An independent commission’s study, which was made public on Monday, found that more than 4,800 children in Portugal’s Catholic Church had experienced sexual abuse over the course of the previous seven decades.

Based on 512 specific complaints, the horrifying report was produced. Pedro Strecht, a child psychiatrist who serves as the commission’s coordinator, believes that there may be far more victims.

According to the report, Strecht stated, “The highest percentage of victims distance themselves from the Church as an institution and from religious practice after the abuse, and this position persists across generations.”

The dossier presented to the Portuguese Episcopal Conference contains a number of horrifying figures, such as the average age of the victims at the start of the abuse, which was just 11.2 years old.

By the end of the month, the Church promised to publish a list of abusers who are still active.

The most prevalent districts are Leiria, Lisbon, Porto, Braga, and Santarém. Additionally, the Public Prosecutor’s Office has received about 25 complaints.

Most cases have passed their expiration date.

The study examines incidents dating back to 1950 and includes victims who are currently between the ages of 15 and 88. The courts can no longer pursue some of these cases because of their age.

Bishop Jose Ornelas will preside over a plenary meeting of the Bishops’ Conference on March 3 to discuss the ramifications of that report, which spans seven decades.

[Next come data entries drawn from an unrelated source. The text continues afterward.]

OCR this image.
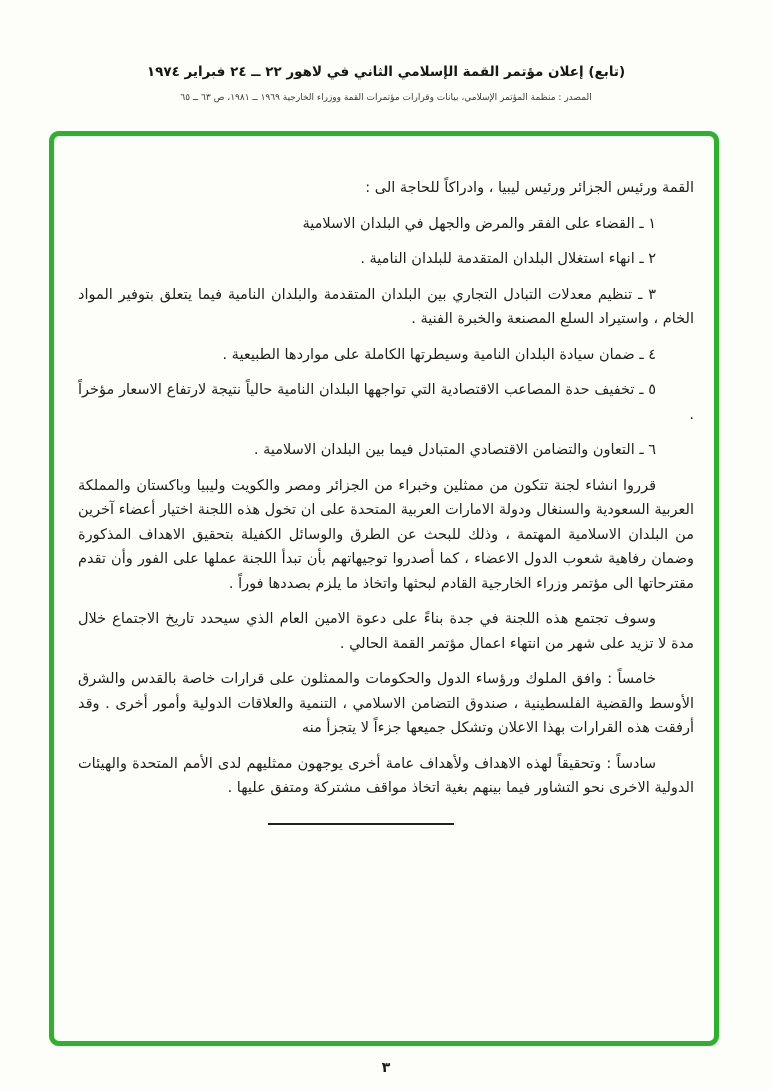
(تابع) إعلان مؤتمر القمة الإسلامي الثاني في لاهور ٢٢ ــ ٢٤ فبراير ١٩٧٤
المصدر : منظمة المؤتمر الإسلامي، بيانات وقرارات مؤتمرات القمة ووزراء الخارجية ١٩٦٩ ــ ١٩٨١، ص ٦٣ ــ ٦٥

القمة ورئيس الجزائر ورئيس ليبيا ، وادراكاً للحاجة الى :

١ ـ القضاء على الفقر والمرض والجهل في البلدان الاسلامية

٢ ـ انهاء استغلال البلدان المتقدمة للبلدان النامية .

٣ ـ تنظيم معدلات التبادل التجاري بين البلدان المتقدمة والبلدان النامية فيما يتعلق بتوفير المواد الخام ، واستيراد السلع المصنعة والخبرة الفنية .

٤ ـ ضمان سيادة البلدان النامية وسيطرتها الكاملة على مواردها الطبيعية .

٥ ـ تخفيف حدة المصاعب الاقتصادية التي تواجهها البلدان النامية حالياً نتيجة لارتفاع الاسعار مؤخراً .

٦ ـ التعاون والتضامن الاقتصادي المتبادل فيما بين البلدان الاسلامية .

قرروا انشاء لجنة تتكون من ممثلين وخبراء من الجزائر ومصر والكويت وليبيا وباكستان والمملكة العربية السعودية والسنغال ودولة الامارات العربية المتحدة على ان تخول هذه اللجنة اختيار أعضاء آخرين من البلدان الاسلامية المهتمة ، وذلك للبحث عن الطرق والوسائل الكفيلة بتحقيق الاهداف المذكورة وضمان رفاهية شعوب الدول الاعضاء ، كما أصدروا توجيهاتهم بأن تبدأ اللجنة عملها على الفور وأن تقدم مقترحاتها الى مؤتمر وزراء الخارجية القادم لبحثها واتخاذ ما يلزم بصددها فوراً .

وسوف تجتمع هذه اللجنة في جدة بناءً على دعوة الامين العام الذي سيحدد تاريخ الاجتماع خلال مدة لا تزيد على شهر من انتهاء اعمال مؤتمر القمة الحالي .

خامساً : وافق الملوك ورؤساء الدول والحكومات والممثلون على قرارات خاصة بالقدس والشرق الأوسط والقضية الفلسطينية ، صندوق التضامن الاسلامي ، التنمية والعلاقات الدولية وأمور أخرى . وقد أرفقت هذه القرارات بهذا الاعلان وتشكل جميعها جزءاً لا يتجزأ منه

سادساً : وتحقيقاً لهذه الاهداف ولأهداف عامة أخرى يوجهون ممثليهم لدى الأمم المتحدة والهيئات الدولية الاخرى نحو التشاور فيما بينهم بغية اتخاذ مواقف مشتركة ومتفق عليها .

٣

The committee was established in the end of 2021, and its mission statement was “giving voice to silence.”

The committee comprises non-Church members like a former justice minister, a sociologist, and a social worker.

The commission received almost one hundred complaints in just the first week of operation in January. They had already received more than 400 complaints by October.

Abuse cases number over 300,000 in Spain.

The Portuguese retrospective investigation was triggered by an open letter with hundreds of Catholic signatures.

It comes after a similar scandal involving the French Catholic Church, in which over 300,000 incidents were documented using the same technique: extrapolating statistical data from direct denunciations.

A report on the compensation plans put forth for some victims was recently published by the channel France 2.

According to reports, the church offered the victims excursions to Venice or the cost of their medical care.

Even when the Catholic Church repeatedly apologized, the abuse had a significant impact on society, changing its earlier position that the crimes were “isolated” acts.

The Catholic hierarchy’s cover-up of instances, which was mentioned in several of the testimony given in Portugal, would be one of the difficult chapters to handle.